When I saw the screenshots for Unity I was amazed. Finally defaults that make sense. I'm not a fan of dark themes, but that's easily changed. (e.g., in Lucid, switch from Ambience to Radiance.) There's no reason Unity should be limited to netbooks at all. In a world where widescreen monitors are commonplace, vertical space is always at a premium.
But Unity does more than fix the vertical spacing issue, it brings Ubuntu's default's into the 21st century with task management as well. Even Windows has moved on from it's old school taskbar into something resembling the Dock from OSX. Unity's dock is a step in the right direction and placing it on the left is a smart choice.
Unity should be what all Ubuntu versions ship with. Not just netbooks.
You're right, I wouldn't steal a car. But if it were possible, I sure as hell would download one!
Widescreen monitors waste tons of horizontal space and suffer a real lack of vertical space.
I say move both tool bars to the sides.
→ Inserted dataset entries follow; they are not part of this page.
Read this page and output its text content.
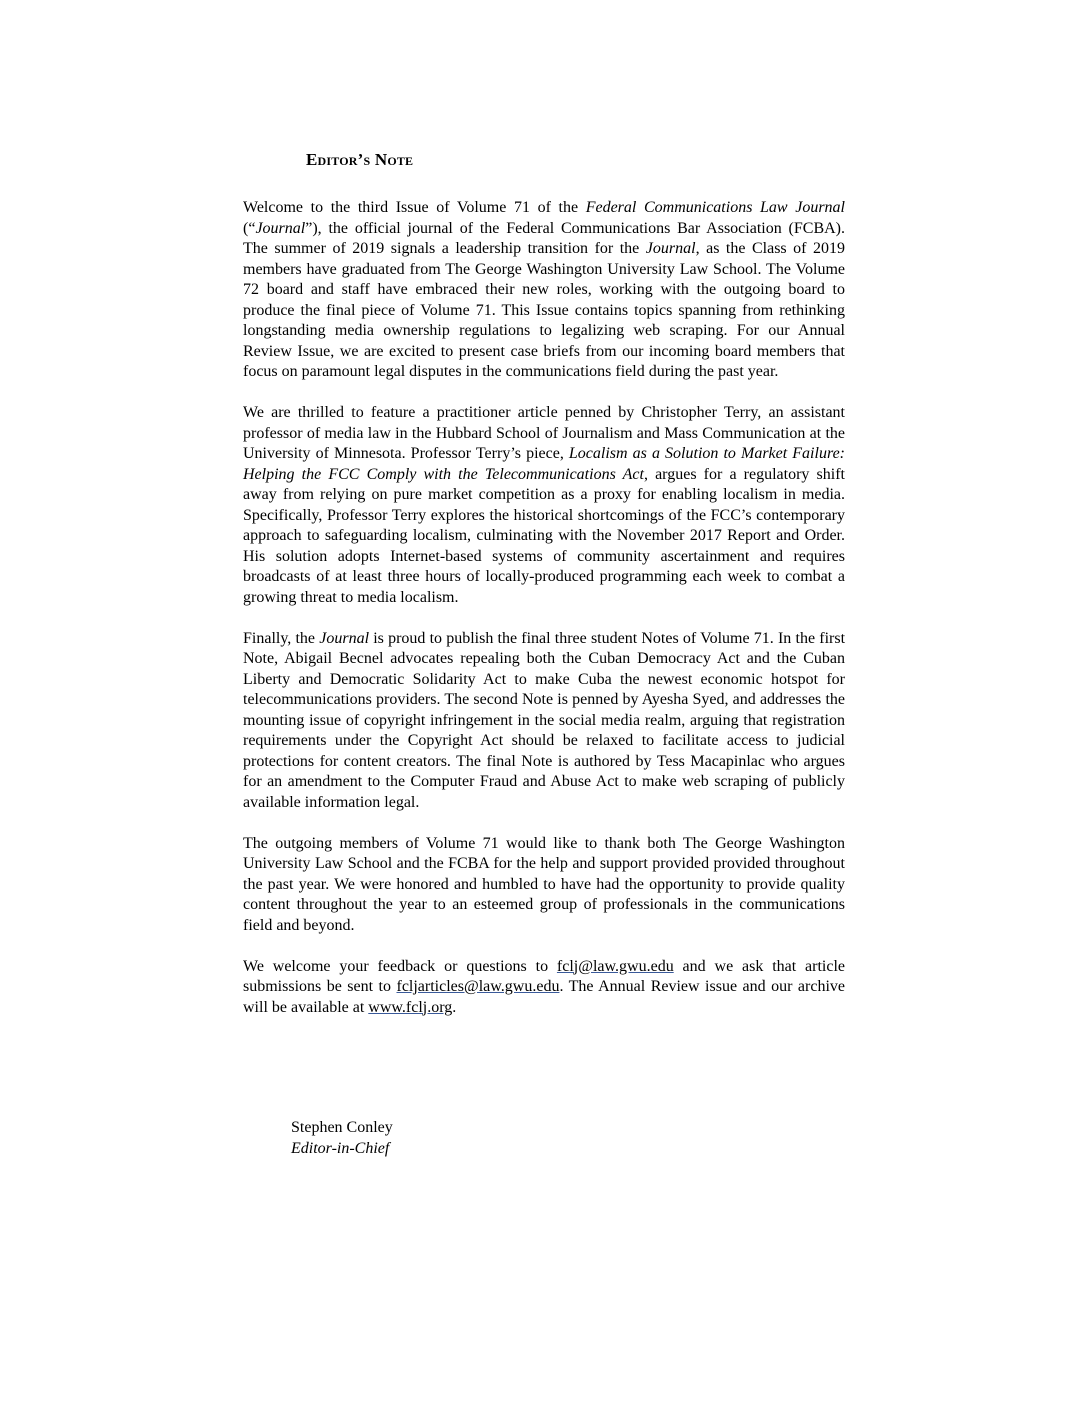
Editor’s Note

Welcome to the third Issue of Volume 71 of the Federal Communications Law Journal (“Journal”), the official journal of the Federal Communications Bar Association (FCBA). The summer of 2019 signals a leadership transition for the Journal, as the Class of 2019 members have graduated from The George Washington University Law School. The Volume 72 board and staff have embraced their new roles, working with the outgoing board to produce the final piece of Volume 71. This Issue contains topics spanning from rethinking longstanding media ownership regulations to legalizing web scraping. For our Annual Review Issue, we are excited to present case briefs from our incoming board members that focus on paramount legal disputes in the communications field during the past year.

We are thrilled to feature a practitioner article penned by Christopher Terry, an assistant professor of media law in the Hubbard School of Journalism and Mass Communication at the University of Minnesota. Professor Terry’s piece, Localism as a Solution to Market Failure: Helping the FCC Comply with the Telecommunications Act, argues for a regulatory shift away from relying on pure market competition as a proxy for enabling localism in media. Specifically, Professor Terry explores the historical shortcomings of the FCC’s contemporary approach to safeguarding localism, culminating with the November 2017 Report and Order. His solution adopts Internet-based systems of community ascertainment and requires broadcasts of at least three hours of locally-produced programming each week to combat a growing threat to media localism.

Finally, the Journal is proud to publish the final three student Notes of Volume 71. In the first Note, Abigail Becnel advocates repealing both the Cuban Democracy Act and the Cuban Liberty and Democratic Solidarity Act to make Cuba the newest economic hotspot for telecommunications providers. The second Note is penned by Ayesha Syed, and addresses the mounting issue of copyright infringement in the social media realm, arguing that registration requirements under the Copyright Act should be relaxed to facilitate access to judicial protections for content creators. The final Note is authored by Tess Macapinlac who argues for an amendment to the Computer Fraud and Abuse Act to make web scraping of publicly available information legal.

The outgoing members of Volume 71 would like to thank both The George Washington University Law School and the FCBA for the help and support provided provided throughout the past year. We were honored and humbled to have had the opportunity to provide quality content throughout the year to an esteemed group of professionals in the communications field and beyond.

We welcome your feedback or questions to fclj@law.gwu.edu and we ask that article submissions be sent to fcljarticles@law.gwu.edu. The Annual Review issue and our archive will be available at www.fclj.org.

Stephen Conley
Editor-in-Chief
If gnome panel would rotate the words and icons I would already do this.
> Abstracting those details away from the user results in a better user experience with more ability to manage the actual content than a pure file-based interface can provide.
This reminds me of the Mac Girl that decided to burn CDs of her pictures because they were becoming too much to manage in iPhoto.
Hiding the filesystem is fine until you find that your forced alternative doesn't scale quite well enough any more.
It's absurd to get rid of a useful framework just because it's not "universal" enough.
If anything, things should go in the other direction. subsets of data and metadata should be accessable in the filesystem or to the shell with simple tools. There should be more explosure of the data rather than less. A vfs interface for the mail system could actually be a pretty handy thing. Perhaps it would even enable a "delete all text messages" feature in the iPhone.
Such an abstraction doesn't even need to be exposed to the end user most times. At least it's there, those that find the default tools lacking have some recourse.
Interesting things should not be impossible. Neither should the inevitable tech support.
A Pirate and a Puritan look the same on a balance sheet.
What is not a file? A big part of the whole *n.x ideology is that everything is a file.
Emails are files in the MAILDIR, database records are indeed stored in the DB files. Do you think this is magic here?